The reporting suggests SpaceX's ambitions increasingly extend beyond spaceflight. In coverage headlined "SpaceX's Next Big Business Isn't Rockets. It's Computer Chips," The Motley Fool and The Globe and Mail point to computer chips as a growing focus for the company.
Taken together, the sources describe a picture in which SpaceX is positioning itself in the AI hardware and chip space, and is willing to preview that work to its investors. The details are still thin: the available reports are headlines that signal direction rather than spelling out specifications, timelines, or how the prototype would be used.

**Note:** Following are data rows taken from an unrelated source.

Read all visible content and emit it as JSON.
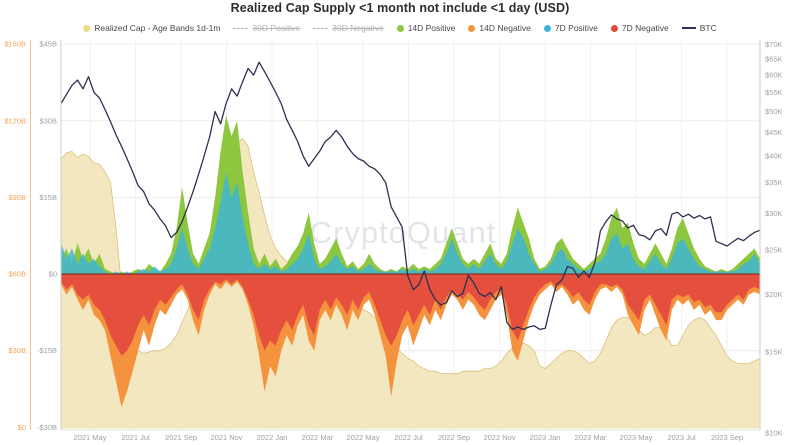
{
  "header": {
    "title": "Realized Cap Supply <1 month not include <1 day (USD)"
  },
  "watermark": "CryptoQuant",
  "legend": {
    "items": [
      {
        "label": "Realized Cap - Age Bands 1d-1m",
        "color": "#ecd98a",
        "type": "dot",
        "disabled": false
      },
      {
        "label": "30D Positive",
        "color": "#b7b7b7",
        "type": "dash",
        "disabled": true
      },
      {
        "label": "30D Negative",
        "color": "#b7b7b7",
        "type": "dash",
        "disabled": true
      },
      {
        "label": "14D Positive",
        "color": "#8dc63f",
        "type": "dot",
        "disabled": false
      },
      {
        "label": "14D Negative",
        "color": "#f5923e",
        "type": "dot",
        "disabled": false
      },
      {
        "label": "7D Positive",
        "color": "#3cb4d8",
        "type": "dot",
        "disabled": false
      },
      {
        "label": "7D Negative",
        "color": "#e2493d",
        "type": "dot",
        "disabled": false
      },
      {
        "label": "BTC",
        "color": "#2e3150",
        "type": "line",
        "disabled": false
      }
    ]
  },
  "axes": {
    "left_outer": {
      "color": "#f7a454",
      "labels": [
        "$150B",
        "$120B",
        "$90B",
        "$60B",
        "$30B",
        "$0"
      ]
    },
    "left_inner": {
      "color": "#9ba1a8",
      "labels": [
        "$45B",
        "$30B",
        "$15B",
        "$0",
        "-$15B",
        "-$30B"
      ]
    },
    "right": {
      "color": "#9ba1a8",
      "labels": [
        "$70K",
        "$65K",
        "$60K",
        "$55K",
        "$50K",
        "$45K",
        "$40K",
        "$35K",
        "$30K",
        "$25K",
        "$20K",
        "$15K",
        "$10K"
      ],
      "values_k": [
        70,
        65,
        60,
        55,
        50,
        45,
        40,
        35,
        30,
        25,
        20,
        15,
        10
      ]
    },
    "x": {
      "labels": [
        "2021 May",
        "2021 Jul",
        "2021 Sep",
        "2021 Nov",
        "2022 Jan",
        "2022 Mar",
        "2022 May",
        "2022 Jul",
        "2022 Sep",
        "2022 Nov",
        "2023 Jan",
        "2023 Mar",
        "2023 May",
        "2023 Jul",
        "2023 Sep"
      ]
    }
  },
  "chart_data": {
    "type": "mixed",
    "x_range": "2021 Mar - 2023 Oct, 128 evenly spaced samples",
    "axis_ranges": {
      "realized_usd_b": [
        0,
        150
      ],
      "flow_usd_b": [
        -30,
        45
      ],
      "btc_usd_k_log": [
        10,
        70
      ]
    },
    "grid": true,
    "legend_position": "top",
    "zero_line_color": "#93392c",
    "series": [
      {
        "name": "Realized Cap - Age Bands 1d-1m",
        "type": "area",
        "axis": "realized",
        "fill": "#f1e6ba",
        "stroke": "#d9c27c",
        "values": [
          105,
          107.5,
          108,
          105.5,
          107,
          106,
          103.5,
          103,
          100,
          96,
          78,
          55,
          38,
          32,
          30,
          29,
          29.5,
          30,
          30,
          31,
          33,
          36,
          41,
          46,
          51,
          57,
          65,
          75,
          82,
          92,
          100,
          107,
          111,
          113,
          110,
          100,
          92,
          83,
          75,
          70,
          67,
          65,
          64,
          63,
          61,
          58,
          57,
          56,
          55,
          53,
          52,
          51,
          50,
          49,
          47,
          46,
          45,
          43,
          41,
          37,
          34,
          31,
          29,
          27,
          26,
          24,
          23,
          22,
          22,
          21,
          21,
          21,
          21,
          22,
          22,
          22,
          22,
          23,
          23,
          24,
          26,
          29,
          31,
          32,
          33,
          32,
          30,
          24,
          23,
          25,
          27,
          29,
          30,
          30,
          29,
          27,
          25,
          26,
          29,
          34,
          39,
          42,
          43,
          43,
          41,
          38,
          36,
          37,
          39,
          39,
          36,
          32,
          32,
          36,
          40,
          42,
          43,
          42,
          39,
          36,
          32,
          28,
          26,
          25,
          25,
          25,
          26,
          27
        ]
      },
      {
        "name": "14D Negative",
        "type": "area",
        "axis": "flow",
        "fill": "#f5923e",
        "values": [
          -2,
          -4,
          -2.5,
          -5,
          -7,
          -5,
          -8,
          -9,
          -11,
          -16,
          -21,
          -26,
          -23,
          -19,
          -15,
          -11,
          -14,
          -10,
          -7,
          -8,
          -6,
          -4,
          -3,
          -5,
          -9,
          -12,
          -7,
          -4,
          -2,
          -3,
          -1.5,
          -2.5,
          -1.5,
          -3,
          -6,
          -10,
          -16,
          -23,
          -18,
          -20,
          -15,
          -12,
          -14,
          -10,
          -8,
          -13,
          -15,
          -9,
          -7,
          -9,
          -6,
          -8,
          -11,
          -7,
          -9,
          -6,
          -5,
          -8,
          -12,
          -16,
          -24,
          -17,
          -12,
          -10,
          -14,
          -11,
          -8,
          -10,
          -7,
          -9,
          -6,
          -4,
          -5,
          -7,
          -5,
          -6,
          -8,
          -9,
          -7,
          -5,
          -4,
          -8,
          -15,
          -17,
          -13,
          -9,
          -6,
          -4,
          -3,
          -2,
          -3.5,
          -2.5,
          -4,
          -6,
          -5,
          -7,
          -8,
          -5,
          -3,
          -2.5,
          -3.5,
          -2.5,
          -4,
          -8,
          -10,
          -12,
          -7,
          -5,
          -8,
          -11,
          -13,
          -7,
          -5,
          -6,
          -5,
          -7,
          -6,
          -8,
          -7,
          -9,
          -9,
          -7,
          -6,
          -5,
          -6,
          -4,
          -3.5,
          -4
        ]
      },
      {
        "name": "7D Negative",
        "type": "area",
        "axis": "flow",
        "fill": "#e2493d",
        "values": [
          -1.5,
          -3,
          -2,
          -4,
          -5,
          -4,
          -6,
          -7,
          -9,
          -12,
          -14,
          -16,
          -15,
          -13,
          -10,
          -8,
          -10,
          -7,
          -5,
          -6,
          -4.5,
          -3,
          -2,
          -4,
          -7,
          -9,
          -5,
          -3,
          -1.5,
          -2,
          -1,
          -2,
          -1,
          -2.5,
          -5,
          -8,
          -12,
          -15,
          -13,
          -14,
          -11,
          -9,
          -11,
          -8,
          -6,
          -10,
          -12,
          -7,
          -5,
          -7,
          -4.5,
          -6,
          -8,
          -5,
          -7,
          -4.5,
          -3.5,
          -6,
          -9,
          -12,
          -14,
          -12,
          -9,
          -7,
          -10,
          -8,
          -6,
          -8,
          -5,
          -7,
          -4.5,
          -3,
          -4,
          -5,
          -3.5,
          -4.5,
          -6,
          -7,
          -5,
          -3.5,
          -3,
          -6,
          -11,
          -13,
          -10,
          -7,
          -4.5,
          -3,
          -2,
          -1.5,
          -2.5,
          -2,
          -3,
          -4.5,
          -3.5,
          -5,
          -6,
          -3.5,
          -2,
          -2,
          -2.5,
          -2,
          -3,
          -6,
          -7.5,
          -9,
          -5,
          -4,
          -6,
          -8,
          -10,
          -5,
          -4,
          -4.5,
          -4,
          -5.5,
          -5,
          -6.5,
          -6,
          -7.5,
          -7.5,
          -6,
          -5,
          -4,
          -5,
          -3,
          -2.5,
          -3
        ]
      },
      {
        "name": "14D Positive",
        "type": "area",
        "axis": "flow",
        "fill": "#8dc63f",
        "values": [
          3,
          5,
          2,
          6,
          3,
          5,
          2,
          4,
          1,
          0.5,
          0,
          0.5,
          0,
          0.5,
          1,
          0.5,
          2,
          1,
          0.5,
          2,
          4,
          9,
          17,
          10,
          4,
          2,
          5,
          8,
          15,
          24,
          31,
          27,
          30,
          20,
          12,
          5,
          2,
          4,
          1.5,
          3,
          1,
          2,
          4,
          5.5,
          8,
          12,
          6,
          2,
          3,
          5,
          7,
          4,
          1.5,
          2.5,
          1,
          2,
          4,
          2,
          1,
          0.5,
          1,
          0.5,
          1.5,
          1,
          2,
          1,
          1.5,
          1,
          2,
          3,
          6,
          9,
          6,
          3,
          2,
          3,
          2,
          4,
          6,
          3,
          2,
          4,
          9,
          13,
          10,
          7,
          3,
          1,
          1.5,
          3,
          6,
          7,
          5,
          3,
          2,
          1,
          2,
          3,
          4,
          7,
          11,
          13,
          9,
          10,
          6,
          3,
          2,
          4,
          6,
          4,
          2,
          5,
          9,
          11,
          8,
          5,
          3,
          1.5,
          1,
          0.5,
          1,
          0.5,
          1,
          2,
          3,
          4,
          5,
          3
        ]
      },
      {
        "name": "7D Positive",
        "type": "area",
        "axis": "flow",
        "fill": "#3cb4d8",
        "values": [
          6,
          3,
          5,
          2,
          4,
          2,
          3,
          1.5,
          0.5,
          0,
          0.5,
          0,
          0.5,
          0,
          0.5,
          1,
          0.5,
          1.5,
          0.5,
          1,
          2,
          5,
          9,
          5,
          2,
          1,
          3,
          5,
          9,
          14,
          20,
          15,
          18,
          11,
          6,
          2,
          1,
          2,
          1,
          1.5,
          0.5,
          1,
          2,
          3,
          5,
          8,
          3,
          1,
          1.5,
          2.5,
          4,
          2,
          1,
          1.5,
          0.5,
          1,
          2,
          1,
          0.5,
          0.5,
          0.5,
          0.5,
          1,
          0.5,
          1,
          0.5,
          1,
          0.5,
          1,
          2,
          4,
          7,
          4,
          2,
          1,
          2,
          1,
          2.5,
          4,
          2,
          1,
          2.5,
          6,
          9,
          7,
          4,
          2,
          0.5,
          1,
          2,
          4,
          5,
          3,
          2,
          1,
          0.5,
          1,
          2,
          2.5,
          4,
          7,
          8,
          5,
          6,
          3,
          1.5,
          1,
          2.5,
          4,
          2,
          1,
          3,
          6,
          7,
          5,
          3,
          1.5,
          1,
          0.5,
          0.5,
          0.5,
          0.5,
          0.5,
          1,
          2,
          2.5,
          4,
          2
        ]
      },
      {
        "name": "BTC",
        "type": "line",
        "axis": "btc",
        "stroke": "#2e3150",
        "values": [
          52,
          54.5,
          57,
          58.5,
          56,
          59.5,
          55,
          53.5,
          50.5,
          47.5,
          44.5,
          42,
          39.5,
          37,
          34.5,
          33.5,
          31.5,
          30.5,
          29.2,
          28.2,
          26.6,
          27.3,
          28.8,
          31,
          33.5,
          36.5,
          40,
          44,
          50,
          47,
          52,
          56,
          54,
          58,
          62,
          60,
          64,
          61,
          58,
          55,
          52,
          48,
          45.5,
          43,
          40,
          38,
          39.5,
          41,
          43,
          44,
          45.5,
          44,
          42,
          40.5,
          39.5,
          39,
          38,
          37.5,
          36.5,
          35,
          31,
          29.5,
          28,
          22,
          20.5,
          21,
          22.5,
          20.5,
          19.5,
          19,
          19.2,
          20.4,
          19.8,
          20.1,
          22,
          21.2,
          20.1,
          19.8,
          20.2,
          19.5,
          20.8,
          17.4,
          16.8,
          17,
          16.8,
          17,
          17.1,
          16.8,
          16.9,
          19,
          21,
          21.5,
          23,
          22.8,
          21.8,
          22.5,
          21.8,
          23.5,
          27.5,
          28.8,
          29.8,
          29.2,
          28.9,
          27.9,
          28.3,
          27,
          26.8,
          26.3,
          27.5,
          27.8,
          26.9,
          29.9,
          30.2,
          29.5,
          29.9,
          29.3,
          29.7,
          29.2,
          29.5,
          26.1,
          25.8,
          25.5,
          26,
          26.5,
          26.2,
          26.8,
          27.3,
          27.6
        ]
      }
    ]
  }
}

It is worth noting what these sources do not establish. They do not describe what the device does, what it looks like, when it might ship, or how far along the chip effort is. The framing of a race with OpenAI comes from AI Insider's characterization rather than from confirmed product plans.
Why it matters: if a company best known for reusable rockets is quietly building AI devices and chips, it signals that the contest to own AI's physical hardware — not just its software — is widening to include some of the most powerful players in tech.